By redistributing the Tennessee Hope Scholarship, the state’s largest merit-based program, community college students would receive $3,000 per year, versus the previous $2,000 per year. While the average cost for community college is $3,787, few of Haslam’s last dollar scholarship would be needed as scholarships like the Pell grant and Aspire Award cover a portion of tuition. Some stipulations for receiving money from Haslam’s Tennessee Promise would include community service hours, working with a mentor and keeping a steady 2.0 GPA. It is estimated that 25,000 students would take advantage of this program.
However, not all Tennessee colleges are prepared to adopt this new proposal.
Colleges belonging to the Tennessee Independent Colleges and Universities Association are apprehensive about how Haslam’s Tennessee Promise will not only affect their incoming freshman classes, but how the decrease in Hope Scholarship aid will affect tuition prices.
“If Tennessee Promise is enacted, students attending a TICUA member college or private university, such as Maryville College, would lose around $7.7 million in scholarship aid,” TICUA president Claude Pressnell said.
Although community colleges make up 16 percent of degrees awarded in Tennessee, TICUA colleges and universities enroll 26 percent of all students, award 36 percent of bachelor degrees, 47 percent of master degrees, 51 percent of professional degrees and 43 percent of doctorate degrees.

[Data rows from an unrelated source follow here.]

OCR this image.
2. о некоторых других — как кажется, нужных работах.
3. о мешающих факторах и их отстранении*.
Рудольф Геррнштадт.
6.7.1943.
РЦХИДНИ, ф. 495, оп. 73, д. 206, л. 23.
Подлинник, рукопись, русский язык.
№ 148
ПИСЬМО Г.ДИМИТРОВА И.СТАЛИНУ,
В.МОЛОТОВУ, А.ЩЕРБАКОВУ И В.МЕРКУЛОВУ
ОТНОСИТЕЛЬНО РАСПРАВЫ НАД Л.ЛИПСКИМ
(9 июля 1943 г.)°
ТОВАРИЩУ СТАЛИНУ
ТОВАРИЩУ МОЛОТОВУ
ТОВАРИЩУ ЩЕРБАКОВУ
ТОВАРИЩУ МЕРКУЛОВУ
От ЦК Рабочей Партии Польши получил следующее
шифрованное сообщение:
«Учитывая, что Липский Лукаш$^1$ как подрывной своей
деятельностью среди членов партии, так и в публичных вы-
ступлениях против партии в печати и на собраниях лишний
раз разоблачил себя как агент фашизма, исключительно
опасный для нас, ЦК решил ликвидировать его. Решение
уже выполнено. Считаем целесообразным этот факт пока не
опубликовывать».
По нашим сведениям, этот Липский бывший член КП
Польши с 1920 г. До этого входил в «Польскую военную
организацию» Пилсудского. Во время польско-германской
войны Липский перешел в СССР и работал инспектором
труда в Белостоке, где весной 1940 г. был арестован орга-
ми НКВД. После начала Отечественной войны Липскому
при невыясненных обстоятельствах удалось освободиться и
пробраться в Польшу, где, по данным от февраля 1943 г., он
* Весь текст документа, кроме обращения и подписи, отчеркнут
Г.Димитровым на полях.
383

In disagreement with how Tennessee Promise could affect not only the incoming class but tuition rates at their four-year institutions, several private colleges and other members of the TICUA offered their own amendment to fund Haslam’s program, as proposed in a press release from Pressnell.
The TICUA focuses on the precedent of the Aspire Award, a scholarship granted to low-income students in combination with the popular Hope Scholarship. Under the plan, the Aspire Award would be withheld from community college students, as they would have enough of their tuition covered by federal and institutional aid, including $5,000 of Pell grants. However, with this proposal, the amount of the Aspire Award for students attending four-year institutions would be lowered from $1,500 to $1,000 to $500.

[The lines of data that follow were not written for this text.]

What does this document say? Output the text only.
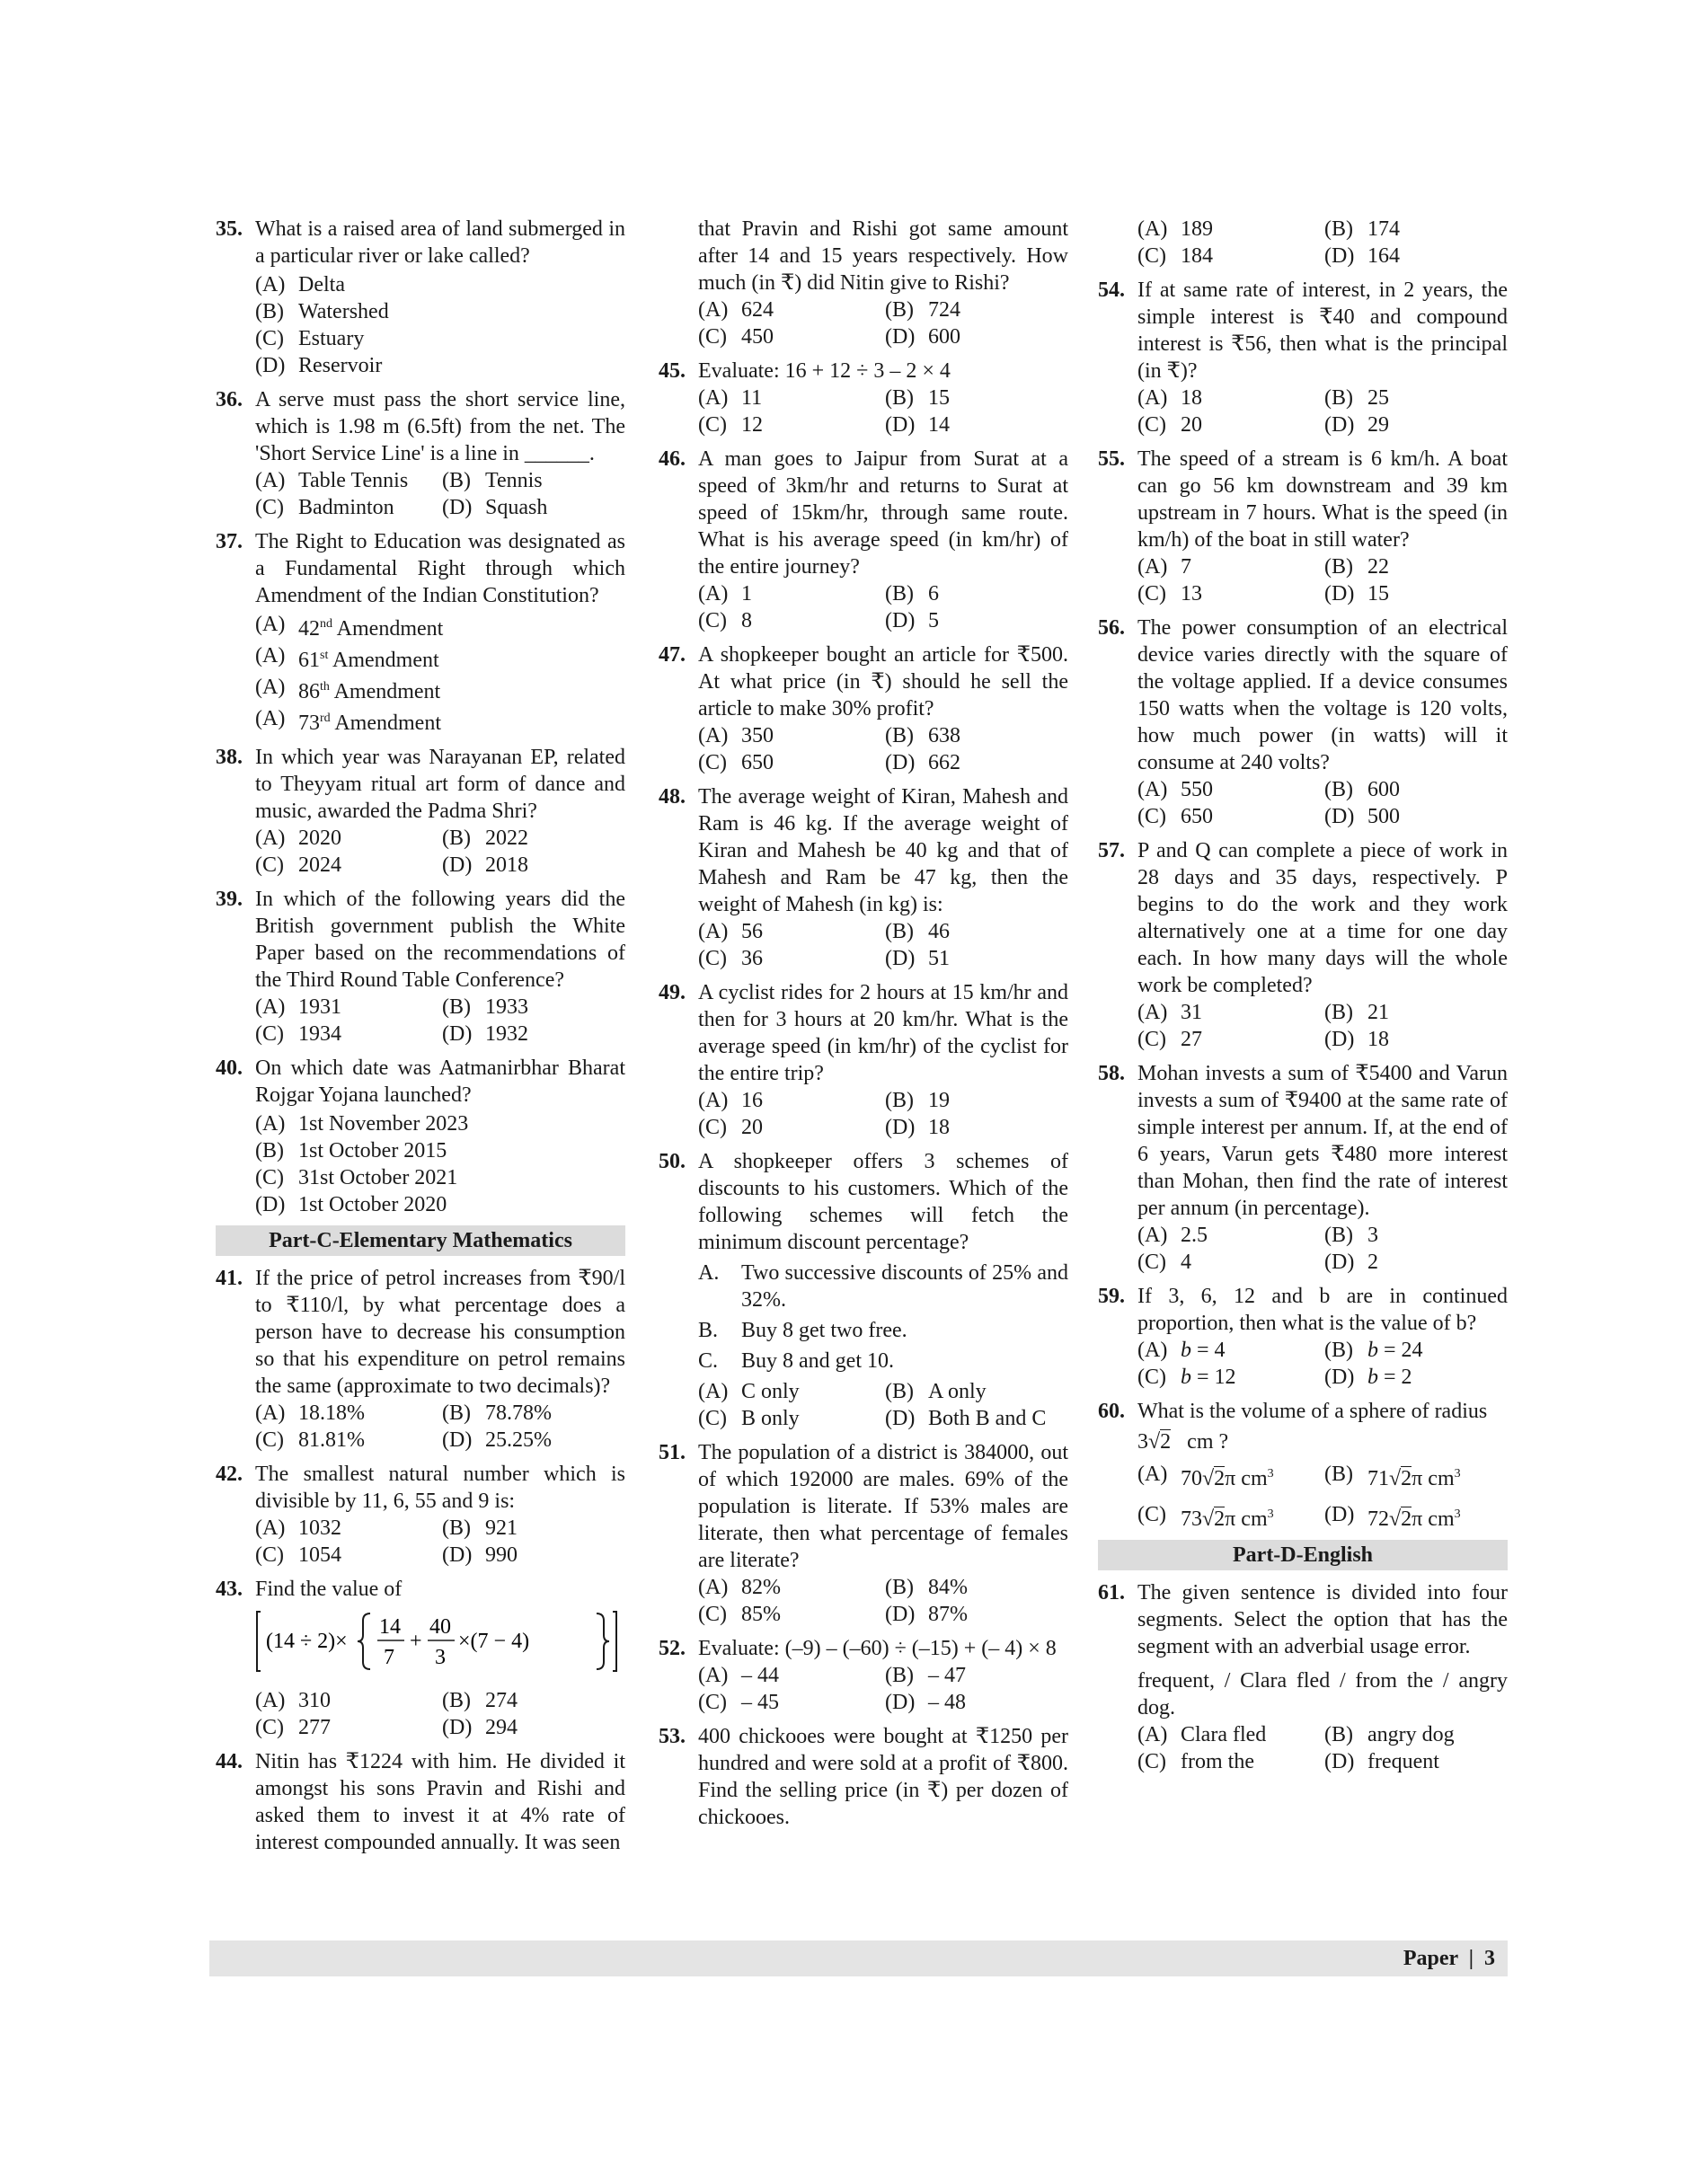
35. What is a raised area of land submerged in a particular river or lake called?
(A) Delta
(B) Watershed
(C) Estuary
(D) Reservoir
36. A serve must pass the short service line, which is 1.98 m (6.5ft) from the net. The 'Short Service Line' is a line in ______.
(A) Table Tennis (B) Tennis
(C) Badminton (D) Squash
37. The Right to Education was designated as a Fundamental Right through which Amendment of the Indian Constitution?
(A) 42nd Amendment
(A) 61st Amendment
(A) 86th Amendment
(A) 73rd Amendment
38. In which year was Narayanan EP, related to Theyyam ritual art form of dance and music, awarded the Padma Shri?
(A) 2020	(B) 2022
(C) 2024	(D) 2018
39. In which of the following years did the British government publish the White Paper based on the recommendations of the Third Round Table Conference?
(A) 1931	(B) 1933
(C) 1934	(D) 1932
40. On which date was Aatmanirbhar Bharat Rojgar Yojana launched?
(A) 1st November 2023
(B) 1st October 2015
(C) 31st October 2021
(D) 1st October 2020
Part-C-Elementary Mathematics
41. If the price of petrol increases from ₹90/l to ₹110/l, by what percentage does a person have to decrease his consumption so that his expenditure on petrol remains the same (approximate to two decimals)?
(A) 18.18%	(B) 78.78%
(C) 81.81%	(D) 25.25%
42. The smallest natural number which is divisible by 11, 6, 55 and 9 is:
(A) 1032	(B) 921
(C) 1054	(D) 990
43. Find the value of
(14 ÷ 2)×
14
7
+
40
3
×(7 − 4)
(A) 310	(B) 274
(C) 277	(D) 294
44. Nitin has ₹1224 with him. He divided it amongst his sons Pravin and Rishi and asked them to invest it at 4% rate of interest compounded annually. It was seen
that Pravin and Rishi got same amount after 14 and 15 years respectively. How much (in ₹) did Nitin give to Rishi?
(A) 624	(B) 724
(C) 450	(D) 600
45. Evaluate: 16 + 12 ÷ 3 – 2 × 4
(A) 11	(B) 15
(C) 12	(D) 14
46. A man goes to Jaipur from Surat at a speed of 3km/hr and returns to Surat at speed of 15km/hr, through same route. What is his average speed (in km/hr) of the entire journey?
(A) 1	(B) 6
(C) 8	(D) 5
47. A shopkeeper bought an article for ₹500. At what price (in ₹) should he sell the article to make 30% profit?
(A) 350	(B) 638
(C) 650	(D) 662
48. The average weight of Kiran, Mahesh and Ram is 46 kg. If the average weight of Kiran and Mahesh be 40 kg and that of Mahesh and Ram be 47 kg, then the weight of Mahesh (in kg) is:
(A) 56	(B) 46
(C) 36	(D) 51
49. A cyclist rides for 2 hours at 15 km/hr and then for 3 hours at 20 km/hr. What is the average speed (in km/hr) of the cyclist for the entire trip?
(A) 16	(B) 19
(C) 20	(D) 18
50. A shopkeeper offers 3 schemes of discounts to his customers. Which of the following schemes will fetch the minimum discount percentage?
A.	Two successive discounts of 25% and 32%.
B.	Buy 8 get two free.
C.	Buy 8 and get 10.
(A) C only	(B) A only
(C) B only	(D) Both B and C
51. The population of a district is 384000, out of which 192000 are males. 69% of the population is literate. If 53% males are literate, then what percentage of females are literate?
(A) 82%	(B) 84%
(C) 85%	(D) 87%
52. Evaluate: (–9) – (–60) ÷ (–15) + (– 4) × 8
(A) – 44	(B) – 47
(C) – 45	(D) – 48
53. 400 chickooes were bought at ₹1250 per hundred and were sold at a profit of ₹800. Find the selling price (in ₹) per dozen of chickooes.
(A) 189	(B) 174
(C) 184	(D) 164
54. If at same rate of interest, in 2 years, the simple interest is ₹40 and compound interest is ₹56, then what is the principal (in ₹)?
(A) 18	(B) 25
(C) 20	(D) 29
55. The speed of a stream is 6 km/h. A boat can go 56 km downstream and 39 km upstream in 7 hours. What is the speed (in km/h) of the boat in still water?
(A) 7	(B) 22
(C) 13	(D) 15
56. The power consumption of an electrical device varies directly with the square of the voltage applied. If a device consumes 150 watts when the voltage is 120 volts, how much power (in watts) will it consume at 240 volts?
(A) 550	(B) 600
(C) 650	(D) 500
57. P and Q can complete a piece of work in 28 days and 35 days, respectively. P begins to do the work and they work alternatively one at a time for one day each. In how many days will the whole work be completed?
(A) 31	(B) 21
(C) 27	(D) 18
58. Mohan invests a sum of ₹5400 and Varun invests a sum of ₹9400 at the same rate of simple interest per annum. If, at the end of 6 years, Varun gets ₹480 more interest than Mohan, then find the rate of interest per annum (in percentage).
(A) 2.5	(B) 3
(C) 4	(D) 2
59. If 3, 6, 12 and b are in continued proportion, then what is the value of b?
(A) b = 4	(B) b = 24
(C) b = 12	(D) b = 2
60. What is the volume of a sphere of radius
3√2 cm ?
(A) 70√2π $cm^3$ (B) 71√2π $cm^3$
(C) 73√2π $cm^3$ (D) 72√2π $cm^3$
Part-D-English
61. The given sentence is divided into four segments. Select the option that has the segment with an adverbial usage error.
frequent, / Clara fled / from the / angry dog.
(A) Clara fled	(B) angry dog
(C) from the	(D) frequent
Paper  |  3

Another facet of Haslam’s plan that affects students at four-year institutions proposes to give students $3,000 during the first two years and $5,000 in the last two years. However, TICUA proposes that their plan will enable the Hope Scholarship to remain at $4,000 per year.
Knoxville News Sentinel released a chart that showed during the 2013 academic year, 43,692 students across the state of Tennessee were Hope Scholarship recipients. 19,543 received the Aspire Award. At Maryville College, more than half of the 1,168 students receive the Hope Scholarship. While MC’s focus to ensure student completion, the overall concern is how Haslam’s Tennessee Promise will affect the idea of starting out one’s college career at a four-year institution.
“We are a strongly diverse college, there is unity in diversity,” Maryville College President Tom Bogart said on how Haslam’s proposal might deter students from applying to a four-year institution like Maryville College.
However, officials at the Tennessee Board of Regents who preside over the state’s community colleges released in a press statement that they are concerned that omitting the Aspire Award would hurt struggling students.
Other states such as Mississippi, Oregon and California have already enacted a plan much like Haslam’s Tennessee Promise in order to provide a free community college education for students fresh out of high school.
For those representing the TICUA, the complication is not whether Haslam’s Tennessee Promise is a good notion when it comes to educating the people of state, it’s how to make amendments to his proposal that will benefit both the Tennessee Board of Regents regulated community colleges and those represented by the TICUA.
Legislation to create Haslam’s Tennessee Promise plan is still moving through the state House and Senate.